И, наконец, с носителями тайных знаний ассоциируется странник, связанный со множеством преодоленных им локусов, реальных и мифических, и соотнесенный с дорогой, символизирующей судьбу и присутствие потустороннего мира. Это может быть старик, нищий, богомолец, святой и даже сам Господь, как и оказавшийся едва ли не тождественным им функционально простой прохожий и — наиболее часто — солдат. По слову странника, озеро зарастает «мохом-травою», река, дойдя до деревни, исчезает под землей, а затем вновь появляется за ее пределами, змеи пропадают бесследно в конкретной местности. Старики, ночующие в амбаре, поскольку в доме для них не нашлось места, оказываются предначертателями судьбы родившегося тогда у хозяев младенца. Попросившийся на ночлег солдат упреждает и нейтрализует происки ведьм и даже летает вслед за ними на шабаш.
Идентифицировался с колдуном и человек, имеющий то или иное увечье: хромой, безногий, безрукий, горбатый, слепой, глухонемой, малоумный, невменяемый. Например: «Один инвалид
был, без руки с войны пришел. Говорят, что он знался (курсив здесь и далее мой. — Н. К.)»[1823]; «А был слепой мужик, который поправлял (людей и скот. — Н. К.)»[1824]; «Манька у нас, переданы ей от батьки черти. Она глухонема была, говорит, говорит, ницего не понять, все махается»[1825]. В подобного рода увечьях проявляют себя силы хаоса, делающие границу между мирами, «тем» и «этим», взаимопроницаемой. Вот почему увечные осмысляются в качестве медиаторов между определенным социумом и миром потусторонних сил, дающих тайные знания.Своего рода синонимами к словам «колдун», «колдунья» являются и лексемы один, одна
, употребляющиеся самостоятельно либо в сочетании с существительными типа «мужик», «бабка», «женщина» и пр. Они призваны обозначить загадочную неопределенность данного персонажа, причем это может быть не только субъект, но и объект действия: «Один мужик (курсив мой. — Н. К.) икоту спустил»[1826]; «Одному была посажена икота»[1827].Из сказанного следует, что знаки, маркирующие ведунов, зачастую имеют пространственный, этнический, профессиональный, визуальный характер. Благодаря этим качествам ведуны, по сути, выпадают из того или иного социума, который при всем различии в своих масштабах неизменно осмысляется как целостная общность.

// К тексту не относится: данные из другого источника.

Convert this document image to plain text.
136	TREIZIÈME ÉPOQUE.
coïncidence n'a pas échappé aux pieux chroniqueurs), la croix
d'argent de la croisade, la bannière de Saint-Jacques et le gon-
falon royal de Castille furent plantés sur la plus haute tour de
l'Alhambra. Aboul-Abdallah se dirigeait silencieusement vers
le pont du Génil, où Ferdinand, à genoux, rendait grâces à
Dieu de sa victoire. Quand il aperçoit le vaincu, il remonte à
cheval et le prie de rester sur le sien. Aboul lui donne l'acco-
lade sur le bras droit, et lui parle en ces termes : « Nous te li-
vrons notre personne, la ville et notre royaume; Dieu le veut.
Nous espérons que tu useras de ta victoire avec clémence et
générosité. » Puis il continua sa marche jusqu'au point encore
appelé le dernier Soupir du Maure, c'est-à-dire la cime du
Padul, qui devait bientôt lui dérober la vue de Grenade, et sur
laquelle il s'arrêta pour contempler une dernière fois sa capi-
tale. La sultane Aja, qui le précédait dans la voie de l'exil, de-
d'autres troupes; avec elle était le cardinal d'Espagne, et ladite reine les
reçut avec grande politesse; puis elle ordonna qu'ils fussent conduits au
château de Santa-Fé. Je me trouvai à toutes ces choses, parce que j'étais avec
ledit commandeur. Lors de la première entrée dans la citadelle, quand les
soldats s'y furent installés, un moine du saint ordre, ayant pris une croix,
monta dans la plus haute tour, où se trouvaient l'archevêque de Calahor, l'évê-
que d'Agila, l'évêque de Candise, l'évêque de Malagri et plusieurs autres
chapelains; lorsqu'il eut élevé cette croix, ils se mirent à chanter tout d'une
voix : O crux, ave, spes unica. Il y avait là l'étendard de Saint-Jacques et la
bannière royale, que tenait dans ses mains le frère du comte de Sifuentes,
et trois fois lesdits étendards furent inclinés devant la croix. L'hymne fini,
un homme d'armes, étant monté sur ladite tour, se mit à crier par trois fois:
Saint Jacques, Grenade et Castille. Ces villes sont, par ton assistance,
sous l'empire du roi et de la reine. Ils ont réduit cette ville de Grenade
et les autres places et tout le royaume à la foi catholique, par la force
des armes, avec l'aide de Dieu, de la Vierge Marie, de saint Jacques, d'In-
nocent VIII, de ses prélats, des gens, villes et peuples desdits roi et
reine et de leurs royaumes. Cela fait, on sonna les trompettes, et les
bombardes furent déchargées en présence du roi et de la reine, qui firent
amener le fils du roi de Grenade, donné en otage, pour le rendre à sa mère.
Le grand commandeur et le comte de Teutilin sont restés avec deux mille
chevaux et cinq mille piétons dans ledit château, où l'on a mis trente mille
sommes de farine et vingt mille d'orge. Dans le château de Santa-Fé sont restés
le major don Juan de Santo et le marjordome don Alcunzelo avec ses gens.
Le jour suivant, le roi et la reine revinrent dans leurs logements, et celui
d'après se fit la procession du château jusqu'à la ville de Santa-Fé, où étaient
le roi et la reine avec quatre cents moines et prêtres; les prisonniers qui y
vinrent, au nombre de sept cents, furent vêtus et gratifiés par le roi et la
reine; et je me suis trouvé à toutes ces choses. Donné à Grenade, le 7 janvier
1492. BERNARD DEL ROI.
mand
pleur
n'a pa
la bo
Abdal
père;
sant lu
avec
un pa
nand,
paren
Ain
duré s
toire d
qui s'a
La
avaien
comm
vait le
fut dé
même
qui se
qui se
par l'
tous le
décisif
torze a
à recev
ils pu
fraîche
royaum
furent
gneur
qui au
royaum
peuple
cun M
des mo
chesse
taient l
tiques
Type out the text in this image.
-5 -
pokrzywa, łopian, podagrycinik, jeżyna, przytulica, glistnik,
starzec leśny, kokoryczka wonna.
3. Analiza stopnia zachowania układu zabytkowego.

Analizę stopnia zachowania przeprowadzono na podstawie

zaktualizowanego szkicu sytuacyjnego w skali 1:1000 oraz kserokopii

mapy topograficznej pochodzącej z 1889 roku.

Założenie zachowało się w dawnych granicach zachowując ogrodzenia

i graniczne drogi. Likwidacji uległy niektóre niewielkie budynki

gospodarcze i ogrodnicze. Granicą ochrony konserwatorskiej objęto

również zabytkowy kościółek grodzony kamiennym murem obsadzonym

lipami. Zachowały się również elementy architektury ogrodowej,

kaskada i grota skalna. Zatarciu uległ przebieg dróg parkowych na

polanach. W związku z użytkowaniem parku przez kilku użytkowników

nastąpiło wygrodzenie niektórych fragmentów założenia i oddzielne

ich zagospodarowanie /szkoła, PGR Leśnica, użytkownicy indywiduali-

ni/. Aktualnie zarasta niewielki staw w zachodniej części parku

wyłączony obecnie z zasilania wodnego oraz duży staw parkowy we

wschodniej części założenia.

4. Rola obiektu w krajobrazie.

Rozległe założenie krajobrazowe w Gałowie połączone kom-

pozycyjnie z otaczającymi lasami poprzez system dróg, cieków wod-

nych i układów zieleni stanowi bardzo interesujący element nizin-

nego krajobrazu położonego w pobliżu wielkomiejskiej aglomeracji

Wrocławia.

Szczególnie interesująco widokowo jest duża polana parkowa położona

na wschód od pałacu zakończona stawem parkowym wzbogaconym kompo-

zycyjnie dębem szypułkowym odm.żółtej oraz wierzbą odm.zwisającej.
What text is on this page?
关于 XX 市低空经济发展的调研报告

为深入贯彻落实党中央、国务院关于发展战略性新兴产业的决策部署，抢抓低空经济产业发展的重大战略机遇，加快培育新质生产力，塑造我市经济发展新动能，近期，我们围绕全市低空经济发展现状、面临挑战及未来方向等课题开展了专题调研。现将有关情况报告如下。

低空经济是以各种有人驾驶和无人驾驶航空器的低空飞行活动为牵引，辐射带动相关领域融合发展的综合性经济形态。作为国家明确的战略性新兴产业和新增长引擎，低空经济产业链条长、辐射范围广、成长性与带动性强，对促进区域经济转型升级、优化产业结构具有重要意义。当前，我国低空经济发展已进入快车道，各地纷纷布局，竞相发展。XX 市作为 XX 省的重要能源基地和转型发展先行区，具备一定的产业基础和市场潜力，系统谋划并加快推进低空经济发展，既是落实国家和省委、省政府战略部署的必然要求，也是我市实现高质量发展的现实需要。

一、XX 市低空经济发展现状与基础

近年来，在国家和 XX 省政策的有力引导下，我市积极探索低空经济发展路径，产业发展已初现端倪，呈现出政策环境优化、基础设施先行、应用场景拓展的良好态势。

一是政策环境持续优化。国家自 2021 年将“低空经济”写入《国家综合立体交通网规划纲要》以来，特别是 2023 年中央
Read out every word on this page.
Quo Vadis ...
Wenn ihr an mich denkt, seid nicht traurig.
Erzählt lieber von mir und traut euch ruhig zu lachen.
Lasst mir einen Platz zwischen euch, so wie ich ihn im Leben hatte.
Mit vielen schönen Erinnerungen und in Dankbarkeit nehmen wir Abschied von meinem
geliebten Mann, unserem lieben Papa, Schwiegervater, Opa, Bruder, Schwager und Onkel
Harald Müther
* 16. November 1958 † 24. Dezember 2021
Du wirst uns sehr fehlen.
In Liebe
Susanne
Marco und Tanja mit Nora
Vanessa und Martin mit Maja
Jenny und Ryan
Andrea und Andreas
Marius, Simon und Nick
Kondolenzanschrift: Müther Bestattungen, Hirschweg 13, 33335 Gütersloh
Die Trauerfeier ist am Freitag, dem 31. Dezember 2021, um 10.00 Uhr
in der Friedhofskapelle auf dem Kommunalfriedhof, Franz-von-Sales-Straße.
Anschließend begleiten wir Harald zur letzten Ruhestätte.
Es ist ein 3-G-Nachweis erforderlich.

Древнерусские наименования ведунов
Значительный пласт соответствующей лексики обнаруживается и в древних памятниках письменности. И эта традиция, как установила О. А. Черепанова, не прерывается до Нового времени. Ср. многочисленные названия подобных персонажей в памятниках разных эпох (XI–XV вв.): баяльник, ведма, вещель, волшебьница, вълшьвьбьник, проклятые бабы, кобьник, коренитьць, колдун, наузьник, обавъник, облакогонитель, потворьница, шьпьтьник, чародеец, чародей, чародеица, оузольница, травьник
и мн. др.[1828] Как мы заметили, среди перечисленных лексем нет лишь слова «знахарь», поскольку оно, если судить по «Словарю древнерусского языка» И. И. Срезневского[1829], обозначало ранее реального человека, знающего реальное же дело либо конкретную местность, хотя и приобрело к XVII в. известное нам значение «знахарь, лекарь» в качестве второстепенного по сравнению с основным[1830].Существенным дополнением к этому ряду наименований может послужить слово волхв
(вълхвъ, влъхвъ), о чем следует сказать подробней. Прежде всего, оно действительно служит одним из обозначений колдунов и чародеев. Так, в Житии Стефана Пермского эта лексема фигурирует в одном типологическом ряду со словами: волшебник, кудесник, чаровник[1831]. А в Никоновской летописи эквивалентами волхвам выступают ведуны и потворницы[1832]. Вместе с тем соответствующий женский персонаж — волхва, волхвовь — приравнивается к ведьме, о чем свидетельствует поверье, устойчиво закрепленное именно за последней (оно использовано в обличении Серапиона, епископа Владимирского, жившего в XIII в.): «Аще утапати начнет, неповинна есть; аще ли попловет, волхвовь е (сть)»[1833]. Кроме того, под волхвами подразумеваются и всевозможные жрецы, служители прежних языческих культов, о чем свидетельствуют, в частности, Великие Минеи-Четии: «Старейшина волхвом введе я в церковь идолскую и понуди я отврещися Христа и поклонитися идолом»[1834]. В качестве ревнителей прежней языческой веры представлены волхвы и в начальной русской летописи.